These are mortgages where the seller also lends all or part of the funds for the purchase to the buyer. The process really is based on what you can negiotate with the seller. CMHC defines a vendor take-back mortgage as “The vendor, not a financial institution, finances the mortgage. The title of the property is transferred to the buyer who makes mortgage payments directly to the seller.”
You can get an overview of VTB’s by listening to this 15 minute audio with Andrew Brennan Right Click to Download.
The benifit to the buyer is that you would have to produce a lower down payment to purchase the property, and qualifying for this financing would be more flexible than a bank or financial institution. This would also increase you return on your investment because you have less money tied up in the property.
The benifit to the seller of using a VTB relates to enable them to sell a property that requires lots of renovations, still provide cash flow from the property, they could potential sell the property at a hgigher price because of they are offering financing, sell a property in a slow market, and this could give the seller the ability to defer taxes to a later date and delay the tax consequences of the sale (if it is an investment propert)y. You are more likely to get a VTB on an investment property than a personal residence.
There are a few A Lenders that will allow you to use vendor take back mortgages, but B lenders are more likely to allow you to use VTBs. The lenders allow you to top up their financing to a maximum loan-to-value that is determined by the lender. For example Home Trust might provide you with a 75% First mortgage and allow you to use a 15% VTB on the purchase, so that you would have a 90% LTV on the purchase. Knowing what amount that you can utilize with the lender is key before you negoiate the VTB with the seller. There is no pint getting a 25% VTB at a higher rate than you can get with a traditional first mortgage.
Otherwise you could add the VTB after closing, but you would want to make sure that this meets the lending criteria for the lender.
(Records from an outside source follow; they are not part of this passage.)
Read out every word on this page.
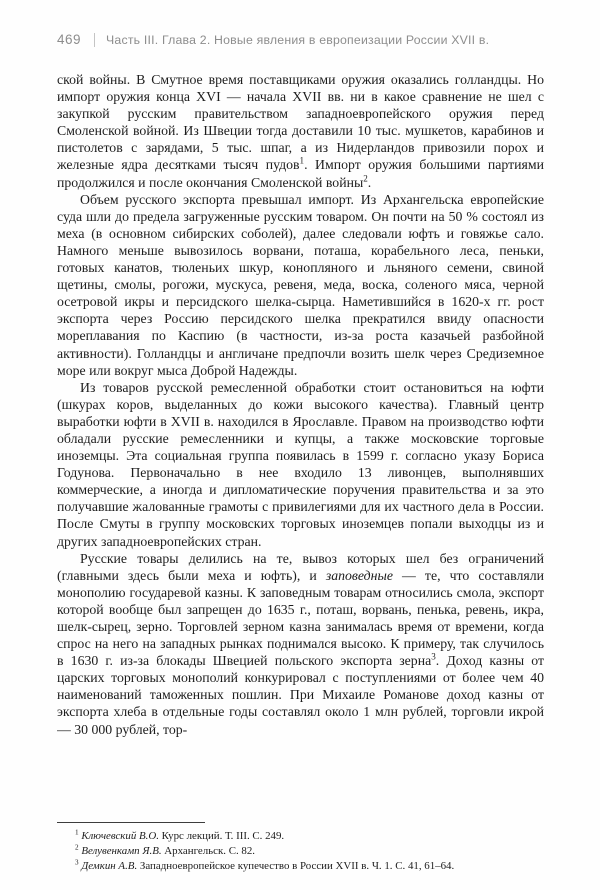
469 Часть III. Глава 2. Новые явления в европеизации России XVII в.

ской войны. В Смутное время поставщиками оружия оказались голландцы. Но импорт оружия конца XVI — начала XVII вв. ни в какое сравнение не шел с закупкой русским правительством западноевропейского оружия перед Смоленской войной. Из Швеции тогда доставили 10 тыс. мушкетов, карабинов и пистолетов с зарядами, 5 тыс. шпаг, а из Нидерландов привозили порох и железные ядра десятками тысяч пудов$^1$. Импорт оружия большими партиями продолжился и после окончания Смоленской войны$^2$.

Объем русского экспорта превышал импорт. Из Архангельска европейские суда шли до предела загруженные русским товаром. Он почти на 50 % состоял из меха (в основном сибирских соболей), далее следовали юфть и говяжье сало. Намного меньше вывозилось ворвани, поташа, корабельного леса, пеньки, готовых канатов, тюленьих шкур, конопляного и льняного семени, свиной щетины, смолы, рогожи, мускуса, ревеня, меда, воска, соленого мяса, черной осетровой икры и персидского шелка-сырца. Наметившийся в 1620-х гг. рост экспорта через Россию персидского шелка прекратился ввиду опасности мореплавания по Каспию (в частности, из-за роста казачьей разбойной активности). Голландцы и англичане предпочли возить шелк через Средиземное море или вокруг мыса Доброй Надежды.

Из товаров русской ремесленной обработки стоит остановиться на юфти (шкурах коров, выделанных до кожи высокого качества). Главный центр выработки юфти в XVII в. находился в Ярославле. Правом на производство юфти обладали русские ремесленники и купцы, а также московские торговые иноземцы. Эта социальная группа появилась в 1599 г. согласно указу Бориса Годунова. Первоначально в нее входило 13 ливонцев, выполнявших коммерческие, а иногда и дипломатические поручения правительства и за это получавшие жалованные грамоты с привилегиями для их частного дела в России. После Смуты в группу московских торговых иноземцев попали выходцы из и других западноевропейских стран.

Русские товары делились на те, вывоз которых шел без ограничений (главными здесь были меха и юфть), и заповедные — те, что составляли монополию государевой казны. К заповедным товарам относились смола, экспорт которой вообще был запрещен до 1635 г., поташ, ворвань, пенька, ревень, икра, шелк-сырец, зерно. Торговлей зерном казна занималась время от времени, когда спрос на него на западных рынках поднимался высоко. К примеру, так случилось в 1630 г. из-за блокады Швецией польского экспорта зерна$^3$. Доход казны от царских торговых монополий конкурировал с поступлениями от более чем 40 наименований таможенных пошлин. При Михаиле Романове доход казны от экспорта хлеба в отдельные годы составлял около 1 млн рублей, торговли икрой — 30 000 рублей, тор-

$^1$ Ключевский В.О. Курс лекций. Т. III. С. 249.
$^2$ Велувенкамп Я.В. Архангельск. С. 82.
$^3$ Демкин А.В. Западноевропейское купечество в России XVII в. Ч. 1. С. 41, 61–64.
The key is to always ask for a vendor take back mortghage whether it is through a Realtor or to the seller directly. If you are working with a Realtor you will have to teach them how to position a VTB. If they aren’t willing to do this then you should be looking for another Realtor. You can use multiple offers in order to accomplish this, so that you can have a different amout offered when a VTB is included in the offer and when it isn’t.
You can structure VTB’s in a number of different ways – Interst only payments, Principal only payments, Amortized, No interest with a balloon payment. A majority of cases the VTB is simple interest only payments. You will need to define for yourself what would be an acceptable interest rate, payment terms, maximum LTV, that the seller is willing to accept.
Here is an example of a cover letter that you will find in the Vender Take-Backs Video Course:
Dear Ivo and Jesse
I had the pleasure of viewing your property today and have prepared the attached offer.
You will see that I have requested a vendor take back as part of the offer. By accepting the vendor take back you will be able to:
Still profit from the property in the form of interest payments at a rate of 7% for the next 3 years. The interest payment amount would be in excess of $7,000 over the next 3 years.
You are able to defer capital gains and the applicable taxes until the vendor take back amount is paid off in 3 years. This can reduce your total taxes paid on the profit and sale of the property.
Your vendor take back loan would be secured by the property with the same rights as any other lending institution.
I have selected the closing date of October 27th. This will allow time for the waiving of conditions and enough time for the lawyers to close the transaction. I do realize that a property sitting empty can be costly so I can be somewhat flexible with this date if needed.
I hope that you find my offer fair and acceptable.
In the purchase agreement you would add a clause similar to the one below, in the Schedule A of the Purchase and Sale Agreement. Please make sure to have a lawyer review this clause before you use it.
The Seller agrees to take back a 2nd Charge/Mortgage for ten percent (10%) of the purchase price bearing interest at the rate of 8% per annum, interest only with blended monthly payments. The term of the mortgage shall be 3 years. This mortgage shall contain a clause permitting the Mortgagor, when not in default, the privilege of prepaying all or part of the principal sum outstanding at any time or times without notice or bonus.
Remember, similar to B lenders, you should have an exit strategy when you have a VTB, and preferably more than one exit strategy.
There is a more in-depth course on Vender Take-Backs located at http://www.educationrei.com/. If you are a coaching client you will be able to access the audio, 5 hours of video and documents from this course.
Where would you be able to find VTB and Seller Financing opportunities in the area where you are looking? Think about the type of seller that you would need to target. What city or town would you target?
Describe a profile of the seller. Then create a kijiji and craigslist ad based on this profile, and post it online.
Plan your response and compile a list of questions that you get from potential sellers. Research responses to the seller based on your network or discussions with other investors, mortgage brokers, etc.